2. (Unbestrittener) Sachverhalt

 

Der Einkommensteuerbescheid 2013 vom 19.03.2014 in der berichtigten Fassung vom 27.03.2014 ist in Rechtskraft erwachsen.

Der Antrag des Bf. vom 06.03.2017 auf Wiederaufnahme des Verfahrens hinsichtlich Einkommensteuer 2013 wird damit begründet, dass der Bf. in seiner Steuererklärung vergessen habe, die Kinderfreibeträge für 3 Kinder zu beantragen.

 

3. Rechtliche Würdigung

 

Bei der Wiederaufnahme auf Antrag bestimmt die betreffende Partei den Wiederaufnahmsgrund. Sie gibt im Wiederaufnahmsantrag an, aus welchen Gründen sie eine Wiederaufnahme des Verfahrens als notwendig erachtet (vgl. Fischerlehner, Abgabenverfahren, 2. Auflage (2016), § 303 Anm 3).

Das Neuhervorkommen iSd § 303 Abs. 1 lit. b BAO ist bei einem Antrag auf Wiederaufnahme des Verfahrens aus der Sicht des Antragstellers zu beurteilen (vgl. VwGH 19.10.2016, Ra 2014/15/0058).

Das Wiederaufnahmeverfahren hat nicht den Zweck, allfällige Versäumnisse einer Partei im Verwaltungsverfahren zu sanieren, sondern es soll die Möglichkeit bieten, bisher unbekannten, aber entscheidungswesentlichen Sachverhaltselementen Rechnung zu tragen (vgl. Fischerlehner, Abgabenverfahren, 2. Auflage (2016), § 303 Anm. 6 mwN).

 

Vor dem o.a. rechtlichen Hintergrund wird nun aber festgestellt, dass im streitgegenständlichen Wiederaufnahmsantrag vom 06.03.2017 von den in § 303 Abs. 1 BAO geregelten unterschiedlichen Wiederaufnahmstatbeständen (lit. a: Erschleichungstatbestand, lit. b: Neuerungstatbestand und lit. c: Vorfragentatbestand) nur der Neuerungstatbestand gemäß § 303 Abs. 1 lit. b BAO geltend gemacht wurde: Der Bf. habe in seiner Steuererklärung vergessen, die Kinderfreibeträge für 3 Kinder zu beantragen.

Mit diesem Antragsvorbringen hat der Bf. jedoch keine neuen Tatsachen oder Beweismittel im o.a.
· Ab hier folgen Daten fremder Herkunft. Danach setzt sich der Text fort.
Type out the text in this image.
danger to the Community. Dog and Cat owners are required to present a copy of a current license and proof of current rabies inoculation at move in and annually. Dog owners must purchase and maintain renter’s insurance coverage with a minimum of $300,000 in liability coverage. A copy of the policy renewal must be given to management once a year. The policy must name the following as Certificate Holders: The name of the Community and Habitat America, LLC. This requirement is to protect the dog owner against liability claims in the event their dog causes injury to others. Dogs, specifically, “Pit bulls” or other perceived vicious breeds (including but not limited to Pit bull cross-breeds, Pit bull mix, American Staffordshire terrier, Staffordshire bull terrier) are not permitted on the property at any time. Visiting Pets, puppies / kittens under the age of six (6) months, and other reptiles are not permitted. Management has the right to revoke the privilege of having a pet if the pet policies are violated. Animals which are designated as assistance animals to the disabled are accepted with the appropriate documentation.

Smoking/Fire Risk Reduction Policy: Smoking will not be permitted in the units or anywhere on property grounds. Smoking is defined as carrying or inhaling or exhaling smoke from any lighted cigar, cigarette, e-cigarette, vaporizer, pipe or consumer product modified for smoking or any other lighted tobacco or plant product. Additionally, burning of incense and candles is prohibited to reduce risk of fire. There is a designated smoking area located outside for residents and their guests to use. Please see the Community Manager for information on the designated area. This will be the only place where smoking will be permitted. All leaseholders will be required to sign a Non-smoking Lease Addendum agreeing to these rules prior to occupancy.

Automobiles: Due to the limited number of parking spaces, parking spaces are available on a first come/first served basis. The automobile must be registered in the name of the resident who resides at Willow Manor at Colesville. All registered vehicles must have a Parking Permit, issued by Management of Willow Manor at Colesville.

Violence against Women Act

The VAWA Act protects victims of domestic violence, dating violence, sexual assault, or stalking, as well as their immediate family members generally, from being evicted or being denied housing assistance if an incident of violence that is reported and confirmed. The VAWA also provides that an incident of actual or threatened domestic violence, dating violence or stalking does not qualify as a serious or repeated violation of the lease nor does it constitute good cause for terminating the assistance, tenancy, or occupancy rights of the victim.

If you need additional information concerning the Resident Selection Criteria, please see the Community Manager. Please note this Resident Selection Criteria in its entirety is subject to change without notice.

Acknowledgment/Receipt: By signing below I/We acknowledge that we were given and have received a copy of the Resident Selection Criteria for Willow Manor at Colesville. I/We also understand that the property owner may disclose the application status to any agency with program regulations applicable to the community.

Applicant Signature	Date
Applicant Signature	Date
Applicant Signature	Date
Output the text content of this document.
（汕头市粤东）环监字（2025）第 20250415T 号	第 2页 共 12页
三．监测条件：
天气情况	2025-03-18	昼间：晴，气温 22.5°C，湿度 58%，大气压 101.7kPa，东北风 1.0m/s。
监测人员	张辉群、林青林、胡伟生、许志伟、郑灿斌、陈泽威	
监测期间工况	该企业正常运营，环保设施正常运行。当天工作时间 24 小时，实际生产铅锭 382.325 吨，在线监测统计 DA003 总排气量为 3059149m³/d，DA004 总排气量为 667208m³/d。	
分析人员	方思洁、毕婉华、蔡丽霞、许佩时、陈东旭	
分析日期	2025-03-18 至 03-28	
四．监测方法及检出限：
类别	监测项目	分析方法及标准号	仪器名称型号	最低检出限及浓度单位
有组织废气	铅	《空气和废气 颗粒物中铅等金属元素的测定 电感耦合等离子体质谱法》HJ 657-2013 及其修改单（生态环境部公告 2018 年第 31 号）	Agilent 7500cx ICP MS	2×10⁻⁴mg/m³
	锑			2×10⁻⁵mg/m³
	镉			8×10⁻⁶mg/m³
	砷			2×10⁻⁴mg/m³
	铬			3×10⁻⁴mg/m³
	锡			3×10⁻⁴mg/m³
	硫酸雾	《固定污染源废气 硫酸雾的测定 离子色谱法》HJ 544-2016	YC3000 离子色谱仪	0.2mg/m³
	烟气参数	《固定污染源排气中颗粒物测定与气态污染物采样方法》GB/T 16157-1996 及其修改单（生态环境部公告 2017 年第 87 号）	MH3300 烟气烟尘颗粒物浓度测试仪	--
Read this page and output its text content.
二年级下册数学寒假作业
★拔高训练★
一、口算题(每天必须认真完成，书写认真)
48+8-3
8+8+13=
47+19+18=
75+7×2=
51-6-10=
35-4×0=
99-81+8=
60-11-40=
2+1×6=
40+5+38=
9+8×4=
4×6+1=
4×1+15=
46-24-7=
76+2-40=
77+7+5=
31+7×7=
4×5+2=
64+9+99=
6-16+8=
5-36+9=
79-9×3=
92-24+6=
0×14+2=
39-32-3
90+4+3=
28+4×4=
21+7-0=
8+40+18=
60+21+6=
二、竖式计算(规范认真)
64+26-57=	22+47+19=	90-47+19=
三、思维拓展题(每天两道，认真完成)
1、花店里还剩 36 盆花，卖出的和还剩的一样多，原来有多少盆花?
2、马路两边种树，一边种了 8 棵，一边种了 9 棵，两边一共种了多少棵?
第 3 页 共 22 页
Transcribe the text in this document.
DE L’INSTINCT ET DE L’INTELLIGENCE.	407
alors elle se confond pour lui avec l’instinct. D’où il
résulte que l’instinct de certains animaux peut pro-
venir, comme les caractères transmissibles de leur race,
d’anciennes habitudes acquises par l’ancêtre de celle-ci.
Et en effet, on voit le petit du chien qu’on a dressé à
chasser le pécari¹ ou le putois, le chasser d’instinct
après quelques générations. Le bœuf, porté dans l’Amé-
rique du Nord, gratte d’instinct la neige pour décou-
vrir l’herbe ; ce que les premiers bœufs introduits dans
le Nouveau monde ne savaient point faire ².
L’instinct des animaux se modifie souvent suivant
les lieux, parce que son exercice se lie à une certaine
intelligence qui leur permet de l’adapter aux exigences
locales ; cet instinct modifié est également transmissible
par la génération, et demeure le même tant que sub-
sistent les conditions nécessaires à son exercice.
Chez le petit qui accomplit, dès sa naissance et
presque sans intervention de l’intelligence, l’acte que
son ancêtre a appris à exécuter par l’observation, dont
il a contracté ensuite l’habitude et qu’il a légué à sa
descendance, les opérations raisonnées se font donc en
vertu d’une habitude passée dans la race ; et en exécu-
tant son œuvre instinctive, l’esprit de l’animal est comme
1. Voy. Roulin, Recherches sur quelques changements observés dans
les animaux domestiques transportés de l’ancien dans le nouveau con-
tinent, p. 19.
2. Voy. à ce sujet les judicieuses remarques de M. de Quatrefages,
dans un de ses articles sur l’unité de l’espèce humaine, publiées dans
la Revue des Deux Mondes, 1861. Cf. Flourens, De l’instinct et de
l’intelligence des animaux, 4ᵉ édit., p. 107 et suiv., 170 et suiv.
Sinne aufgezeigt, waren ihm die antragsgegenständlichen Umstände (Kinder/Kinderfreibeträge) im abgeschlossenen Verfahren doch bereits bekannt. Er hat es lediglich - versehentlich - unterlassen, diese geltend zu machen (vgl. Ritz, BAO, 6. Auflage, § 303 Tz 47 mwN).

Im Ergebnis enthält der streitgegenständliche Wiederaufnahmsantrag also keinen einzigen tauglichen Wiederaufnahmsgrund.

Der Vollständigkeit halber wird schließlich auch noch bemerkt, dass auf die Frage, ob sich aus den Eingaben des Bf. allenfalls die Voraussetzungen für eine amtswegige Wiederaufnahme des Verfahrens ergeben, hier nicht einzugehen ist.

 

Somit war wie im Spruch ersichtlich zu entscheiden.

 

4. Zulässigkeit einer Revision

 

Gegen diese Entscheidung ist gemäß Art. 133 Abs. 4 B-VG eine Revision nicht zulässig, da sie nicht von der Lösung einer Rechtsfrage abhängt, der grundsätzliche Bedeutung (insbes. Abweichen der Entscheidung von der Rechtsprechung des Verwaltungsgerichtshofes, Fehlen einer solchen Rechtsprechung, uneinheitliche Beantwortung der zu lösenden Rechtsfrage in der bisherigen Rechtsprechung des Verwaltungsgerichtshofes) zukommt.